Three video sessions per day
“Fortunately, I didn’t have to give a lecture from April until the summer holidays. So, I had time to prepare my lectures for the new academic year. I took online training courses to be able to produce my own educational videos. I completely transformed my lectures. For a two-hour lecture, I now make three 10-minute videos. I put a lot of effort into these videos. I pay a lot of attention to details, such as lighting, location, facial expressions and how I come across in general. For a series of videos from the same module, for instance, I wore the same clothes and stood in the same place, even though I recorded them on different days.

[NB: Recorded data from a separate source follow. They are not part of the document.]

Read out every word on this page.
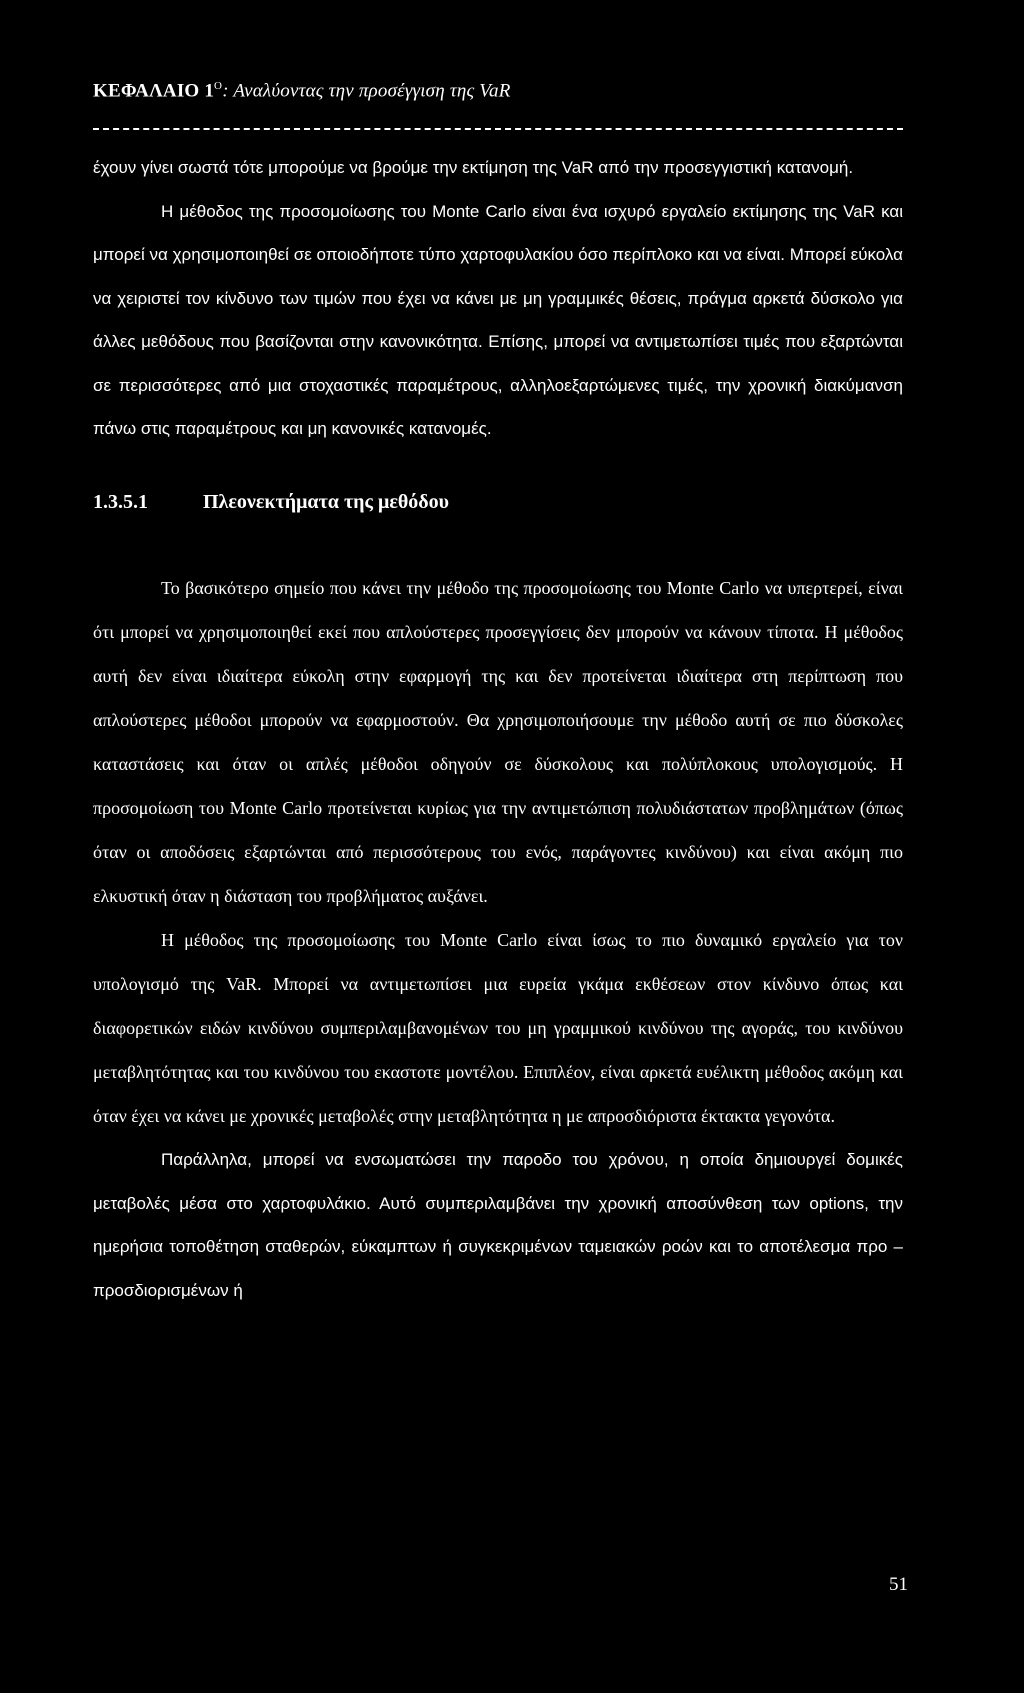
ΚΕΦΑΛΑΙΟ $1^O$: Αναλύοντας την προσέγγιση της VaR

έχουν γίνει σωστά τότε μπορούμε να βρούμε την εκτίμηση της VaR από την προσεγγιστική κατανομή.

Η μέθοδος της προσομοίωσης του Monte Carlo είναι ένα ισχυρό εργαλείο εκτίμησης της VaR και μπορεί να χρησιμοποιηθεί σε οποιοδήποτε τύπο χαρτοφυλακίου όσο περίπλοκο και να είναι. Μπορεί εύκολα να χειριστεί τον κίνδυνο των τιμών που έχει να κάνει με μη γραμμικές θέσεις, πράγμα αρκετά δύσκολο για άλλες μεθόδους που βασίζονται στην κανονικότητα. Επίσης, μπορεί να αντιμετωπίσει τιμές που εξαρτώνται σε περισσότερες από μια στοχαστικές παραμέτρους, αλληλοεξαρτώμενες τιμές, την χρονική διακύμανση πάνω στις παραμέτρους και μη κανονικές κατανομές.

1.3.5.1	Πλεονεκτήματα της μεθόδου

Το βασικότερο σημείο που κάνει την μέθοδο της προσομοίωσης του Monte Carlo να υπερτερεί, είναι ότι μπορεί να χρησιμοποιηθεί εκεί που απλούστερες προσεγγίσεις δεν μπορούν να κάνουν τίποτα. Η μέθοδος αυτή δεν είναι ιδιαίτερα εύκολη στην εφαρμογή της και δεν προτείνεται ιδιαίτερα στη περίπτωση που απλούστερες μέθοδοι μπορούν να εφαρμοστούν. Θα χρησιμοποιήσουμε την μέθοδο αυτή σε πιο δύσκολες καταστάσεις και όταν οι απλές μέθοδοι οδηγούν σε δύσκολους και πολύπλοκους υπολογισμούς. Η προσομοίωση του Monte Carlo προτείνεται κυρίως για την αντιμετώπιση πολυδιάστατων προβλημάτων (όπως όταν οι αποδόσεις εξαρτώνται από περισσότερους του ενός, παράγοντες κινδύνου) και είναι ακόμη πιο ελκυστική όταν η διάσταση του προβλήματος αυξάνει.

Η μέθοδος της προσομοίωσης του Monte Carlo είναι ίσως το πιο δυναμικό εργαλείο για τον υπολογισμό της VaR. Μπορεί να αντιμετωπίσει μια ευρεία γκάμα εκθέσεων στον κίνδυνο όπως και διαφορετικών ειδών κινδύνου συμπεριλαμβανομένων του μη γραμμικού κινδύνου της αγοράς, του κινδύνου μεταβλητότητας και του κινδύνου του εκαστοτε μοντέλου. Επιπλέον, είναι αρκετά ευέλικτη μέθοδος ακόμη και όταν έχει να κάνει με χρονικές μεταβολές στην μεταβλητότητα η με απροσδιόριστα έκτακτα γεγονότα.

Παράλληλα, μπορεί να ενσωματώσει την παροδο του χρόνου, η οποία δημιουργεί δομικές μεταβολές μέσα στο χαρτοφυλάκιο. Αυτό συμπεριλαμβάνει την χρονική αποσύνθεση των options, την ημερήσια τοποθέτηση σταθερών, εύκαμπτων ή συγκεκριμένων ταμειακών ροών και το αποτέλεσμα προ – προσδιορισμένων ή

51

I think recording short videos is the best method for my courses. I don’t feel like delivering a two-hour lecture live via Zoom. How long can you hold the attention? Most students don’t even turn their cameras on, so you end up talking to icons. Once I asked a student to turn her camera on during an online session, but it turned out that she was driving a car. How much attention can you pay to a lecture at such a time?
After the students have watched the videos, I do a Q&A session with them via Zoom. Because our students are spread all over the world at the moment, I have to arrange the same session at three different times: 9 am for Asia, 2 pm for Africa and Europe and 5 pm for America.”

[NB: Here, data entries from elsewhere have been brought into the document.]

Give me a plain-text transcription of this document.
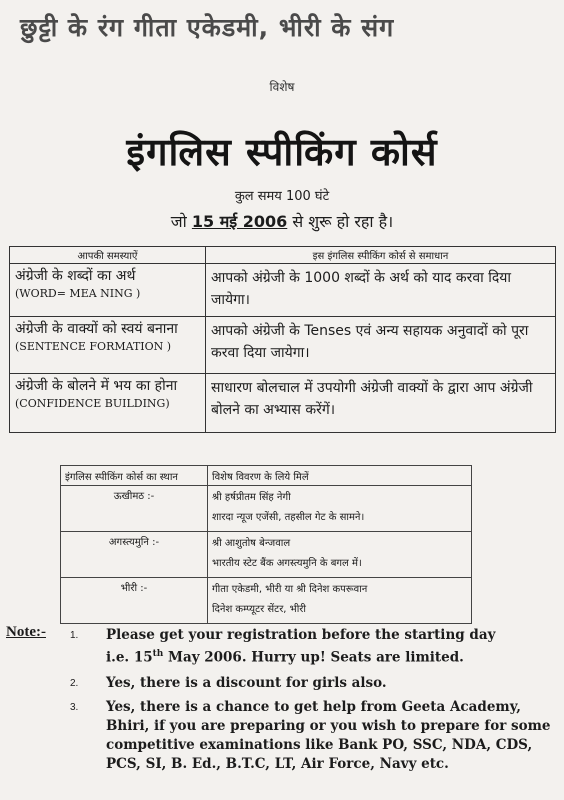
छुट्टी के रंग गीता एकेडमी, भीरी के संग
विशेष
इंगलिस स्पीकिंग कोर्स
कुल समय 100 घंटे
जो 15 मई 2006 से शुरू हो रहा है।
आपकी समस्याऐं	इस इंगलिस स्पीकिंग कोर्स से समाधान

अंग्रेजी के शब्दों का अर्थ
(WORD= MEA NING )	आपको अंग्रेजी के 1000 शब्दों के अर्थ को याद करवा दिया जायेगा।

अंग्रेजी के वाक्यों को स्वयं बनाना
(SENTENCE FORMATION )	आपको अंग्रेजी के Tenses एवं अन्य सहायक अनुवादों को पूरा करवा दिया जायेगा।

अंग्रेजी के बोलने में भय का होना
(CONFIDENCE BUILDING)	साधारण बोलचाल में उपयोगी अंग्रेजी वाक्यों के द्वारा आप अंग्रेजी बोलने का अभ्यास करेंगें।
इंगलिस स्पीकिंग कोर्स का स्थान	विशेष विवरण के लिये मिलें
ऊखीमठ :-	श्री हर्षप्रीतम सिंह नेगी
शारदा न्यूज एजेंसी, तहसील गेट के सामने।

अगस्त्यमुनि :-	श्री आशुतोष बेन्जवाल
भारतीय स्टेट बैंक अगस्त्यमुनि के बगल में।

भीरी :-	गीता एकेडमी, भीरी या श्री दिनेश कपरूवान
दिनेश कम्प्यूटर सेंटर, भीरी
Note:- 1. Please get your registration before the starting day
i.e. 15th May 2006. Hurry up! Seats are limited.
2. Yes, there is a discount for girls also.
3. Yes, there is a chance to get help from Geeta Academy, Bhiri, if you are preparing or you wish to prepare for some competitive examinations like Bank PO, SSC, NDA, CDS, PCS, SI, B. Ed., B.T.C, LT, Air Force, Navy etc.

“I have almost thirty years of teaching experience, but online education is a new thing. After the crisis, I definitely want to continue with a hybrid form of teaching. Recently I assessed my students, and it turns out that they have actually performed better during the crisis. When I told them that, they said: ‘Well, we’ve got nothing else to do but study.’
“Although we do have to deal with students’ mental health issues every year at the ISS, this year was worse than previous years. Some of them are so lonely that they are suffering from depression. Fortunately, the ISS is a close-knit community and most of the students live in the same building, so that’s good for their social contact. However, we do need to pay very close attention to how the new students are doing now, because they don’t have a support system around them yet.”
New pandemic ritual
“In the meantime, I have traded in my ‘nervous breakdown’ from the first few weeks for a positive approach. I have noticed that I am taking better care of myself: I cook more often, I exercise more. I now use the travel time that I lost commuting each day between Rotterdam and The Hague for other activities.
“My partner and I have come up with a new pandemic ritual: every Saturday, we make a toast to having survived another week in good health. I’m not someone who cares that much about Christmas decorations, but this year I’m certainly going to go all out, as a reminder that life is still pretty wonderful in spite of all the hardships.”